A quick note from dad, a WWII letter of love lost & more

President Obama's Homage to a Leader Who Came Before Him

On the 150th anniversary of President Lincoln's Gettysburg Address, President Obama penned a 272-word letter in praise of the generations that sacrificed so much in order to create a more equal nation. Following a historic year in the advancement of gay rights, Obama wrote "Lincoln’s words give us confidence that whatever trials avail us, this nation and the freedom we cherish can, and shall, prevail."
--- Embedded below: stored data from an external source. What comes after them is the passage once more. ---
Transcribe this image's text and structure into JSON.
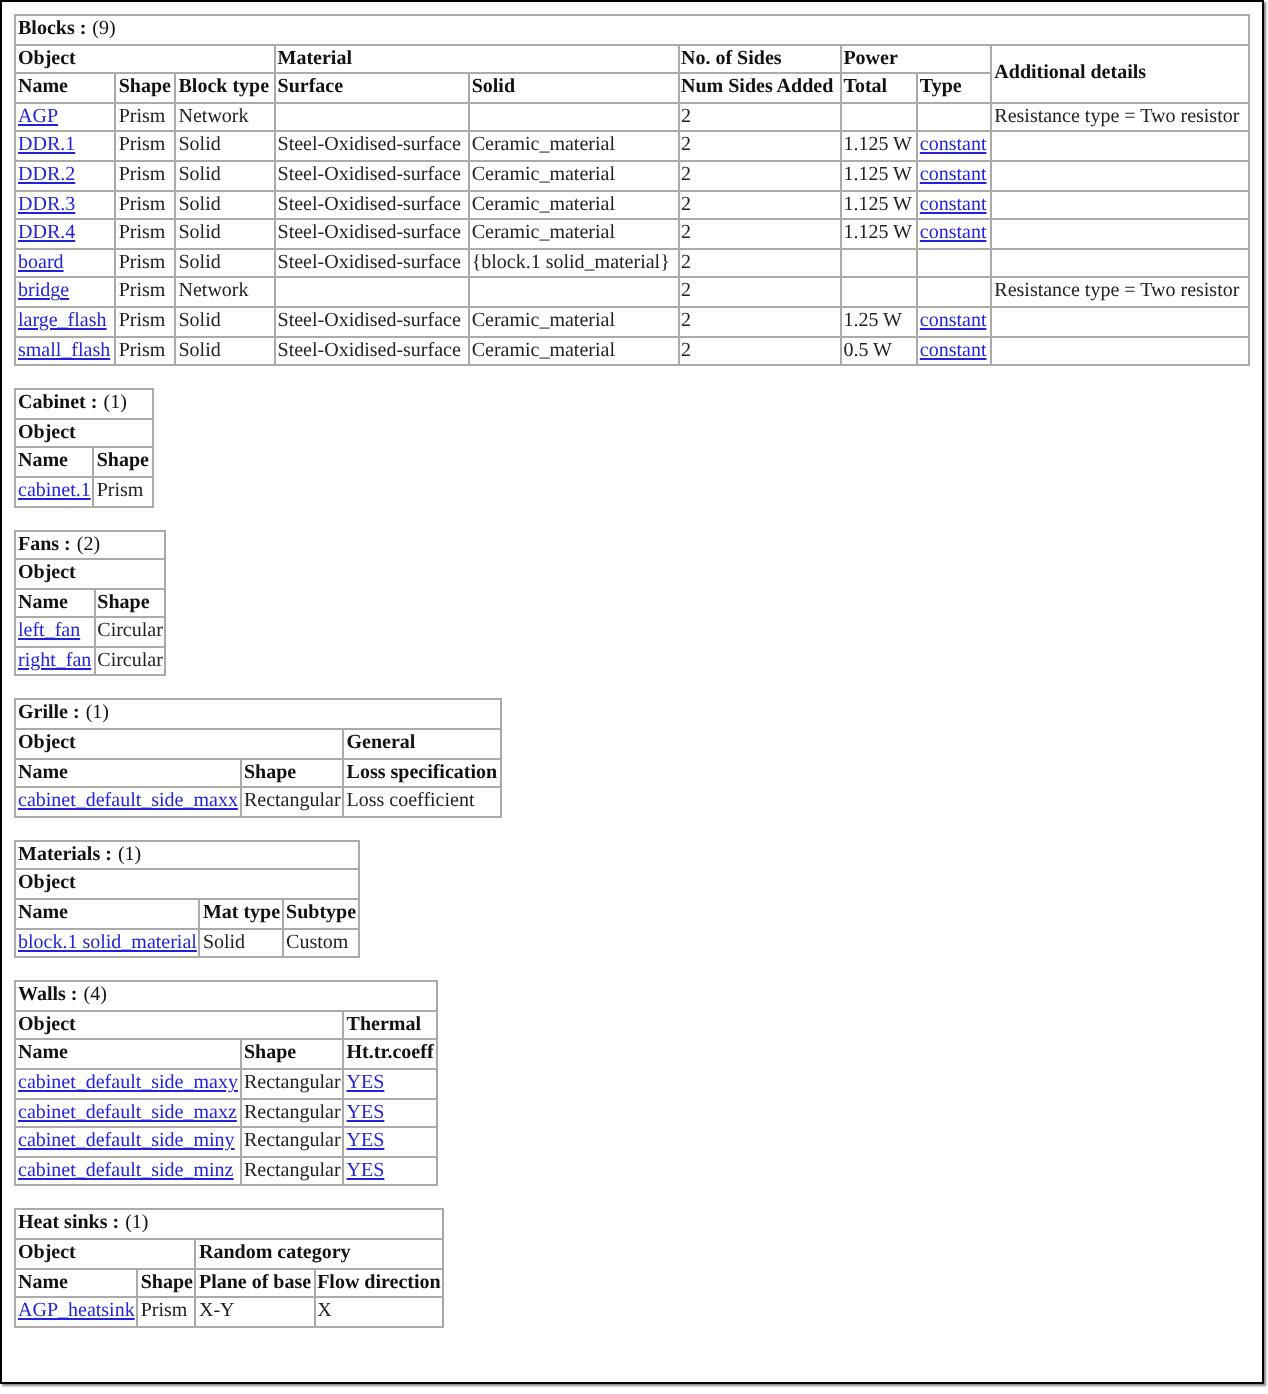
{
  "sections": [
    {
      "title": "Blocks :",
      "count": "(9)",
      "groups": [
        {
          "label": "Object",
          "columns": [
            "Name",
            "Shape",
            "Block type"
          ]
        },
        {
          "label": "Material",
          "columns": [
            "Surface",
            "Solid"
          ]
        },
        {
          "label": "No. of Sides",
          "columns": [
            "Num Sides Added"
          ]
        },
        {
          "label": "Power",
          "columns": [
            "Total",
            "Type"
          ]
        },
        {
          "label": "Additional details"
        }
      ],
      "rows": [
        [
          {
            "text": "AGP",
            "link": true
          },
          {
            "text": "Prism"
          },
          {
            "text": "Network"
          },
          null,
          null,
          {
            "text": "2"
          },
          null,
          null,
          {
            "text": "Resistance type = Two resistor"
          }
        ],
        [
          {
            "text": "DDR.1",
            "link": true
          },
          {
            "text": "Prism"
          },
          {
            "text": "Solid"
          },
          {
            "text": "Steel-Oxidised-surface"
          },
          {
            "text": "Ceramic_material"
          },
          {
            "text": "2"
          },
          {
            "text": "1.125 W"
          },
          {
            "text": "constant",
            "link": true
          },
          null
        ],
        [
          {
            "text": "DDR.2",
            "link": true
          },
          {
            "text": "Prism"
          },
          {
            "text": "Solid"
          },
          {
            "text": "Steel-Oxidised-surface"
          },
          {
            "text": "Ceramic_material"
          },
          {
            "text": "2"
          },
          {
            "text": "1.125 W"
          },
          {
            "text": "constant",
            "link": true
          },
          null
        ],
        [
          {
            "text": "DDR.3",
            "link": true
          },
          {
            "text": "Prism"
          },
          {
            "text": "Solid"
          },
          {
            "text": "Steel-Oxidised-surface"
          },
          {
            "text": "Ceramic_material"
          },
          {
            "text": "2"
          },
          {
            "text": "1.125 W"
          },
          {
            "text": "constant",
            "link": true
          },
          null
        ],
        [
          {
            "text": "DDR.4",
            "link": true
          },
          {
            "text": "Prism"
          },
          {
            "text": "Solid"
          },
          {
            "text": "Steel-Oxidised-surface"
          },
          {
            "text": "Ceramic_material"
          },
          {
            "text": "2"
          },
          {
            "text": "1.125 W"
          },
          {
            "text": "constant",
            "link": true
          },
          null
        ],
        [
          {
            "text": "board",
            "link": true
          },
          {
            "text": "Prism"
          },
          {
            "text": "Solid"
          },
          {
            "text": "Steel-Oxidised-surface"
          },
          {
            "text": "{block.1 solid_material}"
          },
          {
            "text": "2"
          },
          null,
          null,
          null
        ],
        [
          {
            "text": "bridge",
            "link": true
          },
          {
            "text": "Prism"
          },
          {
            "text": "Network"
          },
          null,
          null,
          {
            "text": "2"
          },
          null,
          null,
          {
            "text": "Resistance type = Two resistor"
          }
        ],
        [
          {
            "text": "large_flash",
            "link": true
          },
          {
            "text": "Prism"
          },
          {
            "text": "Solid"
          },
          {
            "text": "Steel-Oxidised-surface"
          },
          {
            "text": "Ceramic_material"
          },
          {
            "text": "2"
          },
          {
            "text": "1.25 W"
          },
          {
            "text": "constant",
            "link": true
          },
          null
        ],
        [
          {
            "text": "small_flash",
            "link": true
          },
          {
            "text": "Prism"
          },
          {
            "text": "Solid"
          },
          {
            "text": "Steel-Oxidised-surface"
          },
          {
            "text": "Ceramic_material"
          },
          {
            "text": "2"
          },
          {
            "text": "0.5 W"
          },
          {
            "text": "constant",
            "link": true
          },
          null
        ]
      ]
    },
    {
      "title": "Cabinet :",
      "count": "(1)",
      "groups": [
        {
          "label": "Object",
          "columns": [
            "Name",
            "Shape"
          ]
        }
      ],
      "rows": [
        [
          {
            "text": "cabinet.1",
            "link": true
          },
          {
            "text": "Prism"
          }
        ]
      ]
    },
    {
      "title": "Fans :",
      "count": "(2)",
      "groups": [
        {
          "label": "Object",
          "columns": [
            "Name",
            "Shape"
          ]
        }
      ],
      "rows": [
        [
          {
            "text": "left_fan",
            "link": true
          },
          {
            "text": "Circular"
          }
        ],
        [
          {
            "text": "right_fan",
            "link": true
          },
          {
            "text": "Circular"
          }
        ]
      ]
    },
    {
      "title": "Grille :",
      "count": "(1)",
      "groups": [
        {
          "label": "Object",
          "columns": [
            "Name",
            "Shape"
          ]
        },
        {
          "label": "General",
          "columns": [
            "Loss specification"
          ]
        }
      ],
      "rows": [
        [
          {
            "text": "cabinet_default_side_maxx",
            "link": true
          },
          {
            "text": "Rectangular"
          },
          {
            "text": "Loss coefficient"
          }
        ]
      ]
    },
    {
      "title": "Materials :",
      "count": "(1)",
      "groups": [
        {
          "label": "Object",
          "columns": [
            "Name",
            "Mat type",
            "Subtype"
          ]
        }
      ],
      "rows": [
        [
          {
            "text": "block.1 solid_material",
            "link": true
          },
          {
            "text": "Solid"
          },
          {
            "text": "Custom"
          }
        ]
      ]
    },
    {
      "title": "Walls :",
      "count": "(4)",
      "groups": [
        {
          "label": "Object",
          "columns": [
            "Name",
            "Shape"
          ]
        },
        {
          "label": "Thermal",
          "columns": [
            "Ht.tr.coeff"
          ]
        }
      ],
      "rows": [
        [
          {
            "text": "cabinet_default_side_maxy",
            "link": true
          },
          {
            "text": "Rectangular"
          },
          {
            "text": "YES",
            "link": true
          }
        ],
        [
          {
            "text": "cabinet_default_side_maxz",
            "link": true
          },
          {
            "text": "Rectangular"
          },
          {
            "text": "YES",
            "link": true
          }
        ],
        [
          {
            "text": "cabinet_default_side_miny",
            "link": true
          },
          {
            "text": "Rectangular"
          },
          {
            "text": "YES",
            "link": true
          }
        ],
        [
          {
            "text": "cabinet_default_side_minz",
            "link": true
          },
          {
            "text": "Rectangular"
          },
          {
            "text": "YES",
            "link": true
          }
        ]
      ]
    },
    {
      "title": "Heat sinks :",
      "count": "(1)",
      "groups": [
        {
          "label": "Object",
          "columns": [
            "Name",
            "Shape"
          ]
        },
        {
          "label": "Random category",
          "columns": [
            "Plane of base",
            "Flow direction"
          ]
        }
      ],
      "rows": [
        [
          {
            "text": "AGP_heatsink",
            "link": true
          },
          {
            "text": "Prism"
          },
          {
            "text": "X-Y"
          },
          {
            "text": "X"
          }
        ]
      ]
    }
  ]
}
In the evening, when Michelle and the girls have gone to bed, I sometimes walk down the hall to a room Abraham Lincoln used as his office. It contains an original copy of the Gettysburg Address, written in Lincoln’s own hand.
I linger on these few words that have helped define our American experiment: “a new nation, conceived in liberty, and dedicated to the proposition that all men are created equal.”

Through the lines of weariness etched in his face, we know Lincoln grasped, perhaps more than anyone, the burdens required to give these words meaning. He knew that even a self evident truth was not self executing; that blood drawn by the lash was an affront to our ideals; that blood drawn by the sword was in painful service to those same ideals.

He understood as well that our humble efforts, our individual ambitions, are ultimately not what matter; rather, it is through the accumulated toil and sacrifice of ordinary men and women — those like the soldiers who consecrated that battlefield — that this country is built, and freedom preserved. This quintessentially self made man, fierce in his belief in honest work and the striving spirit at the heart of America, believed that it falls to each generation, collectively, to share in that toil and sacrifice.

Through cold war and world war, through industrial revolutions and technological transformations, through movements for civil rights and women’s rights and workers rights and gay rights, we have. At times, social and economic change have strained our union. But Lincoln’s words give us confidence that whatever trials avail us, this nation and the freedom we cherish can, and shall, prevail.